Aaron: Yeah fun is pretty nebulous.
Richard: Alignment can be a problem and I've definitely seen it used as an excuse for dickish behavior, but I don't see it as being quite as limiting as you do. I don't see good as being "won't kill" and I do see chaotic as doing fine in small groups. There are degrees within each alignment.
Also, try looking at this: Alignment is defined by character actions. You can claim whatever alignment you want at the start of the game, but if you start killing good NPC's I'm probably going to move you over to evil. If you claim lawful evil but start helping strangers and asking for nothing in return I'm probably moving you to good. Alignment is the speedometer, not the engine.

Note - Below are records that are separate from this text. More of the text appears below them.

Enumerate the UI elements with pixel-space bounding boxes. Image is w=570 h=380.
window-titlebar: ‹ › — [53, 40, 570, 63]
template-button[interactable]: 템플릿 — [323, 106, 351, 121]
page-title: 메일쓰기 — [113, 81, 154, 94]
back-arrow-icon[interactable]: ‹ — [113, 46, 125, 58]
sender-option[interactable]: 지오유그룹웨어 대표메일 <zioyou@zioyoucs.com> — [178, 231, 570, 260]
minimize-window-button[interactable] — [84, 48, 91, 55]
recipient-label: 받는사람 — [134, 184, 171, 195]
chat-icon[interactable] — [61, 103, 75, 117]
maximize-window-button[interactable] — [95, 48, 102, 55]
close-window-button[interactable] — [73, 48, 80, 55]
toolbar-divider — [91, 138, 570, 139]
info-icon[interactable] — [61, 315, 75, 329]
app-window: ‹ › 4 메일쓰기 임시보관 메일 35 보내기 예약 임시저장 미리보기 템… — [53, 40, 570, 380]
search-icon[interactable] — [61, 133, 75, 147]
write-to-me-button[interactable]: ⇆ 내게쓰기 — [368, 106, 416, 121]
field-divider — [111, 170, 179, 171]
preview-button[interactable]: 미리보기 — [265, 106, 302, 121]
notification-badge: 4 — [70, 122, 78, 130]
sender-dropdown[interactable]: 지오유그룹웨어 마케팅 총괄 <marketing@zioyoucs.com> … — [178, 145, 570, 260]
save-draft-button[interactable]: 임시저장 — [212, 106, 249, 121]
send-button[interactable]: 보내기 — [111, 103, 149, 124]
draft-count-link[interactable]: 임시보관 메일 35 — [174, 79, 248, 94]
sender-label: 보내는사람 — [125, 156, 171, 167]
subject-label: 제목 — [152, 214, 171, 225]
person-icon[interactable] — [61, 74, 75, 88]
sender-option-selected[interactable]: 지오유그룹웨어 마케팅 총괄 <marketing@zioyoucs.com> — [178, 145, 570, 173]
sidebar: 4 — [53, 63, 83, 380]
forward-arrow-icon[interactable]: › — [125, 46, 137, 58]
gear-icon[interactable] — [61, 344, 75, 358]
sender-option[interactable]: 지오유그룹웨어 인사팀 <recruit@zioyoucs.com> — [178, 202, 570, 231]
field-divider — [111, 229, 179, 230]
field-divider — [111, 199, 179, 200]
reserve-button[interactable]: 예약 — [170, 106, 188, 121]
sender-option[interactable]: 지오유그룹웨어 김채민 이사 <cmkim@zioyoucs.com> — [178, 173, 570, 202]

Plus I never really saw D&D as a game for complex moral questions. D&D has always been more about deeds than words in my experience. Alignment makes for a handy label for a fantasy gaming world (these guys are evil, so it's OK for good types to kill them), not an accurate reflection of real-world philosophy. Mechanically if you have whole planes of existence tied to an alignment and deities that exemplify those alignments and empower agents in the world then it makes sense to have them in the game, if for nothing else than to let people choose sides.
Finally, if 'Next' is supposed to be an edition uniter then it has to have something about alignment because every other edition of the game has had them. It's part of the "thing" that is D&D - classes, races, levels, hit points, saving throws, alignment, armor class, longswords, maces, wands, etc.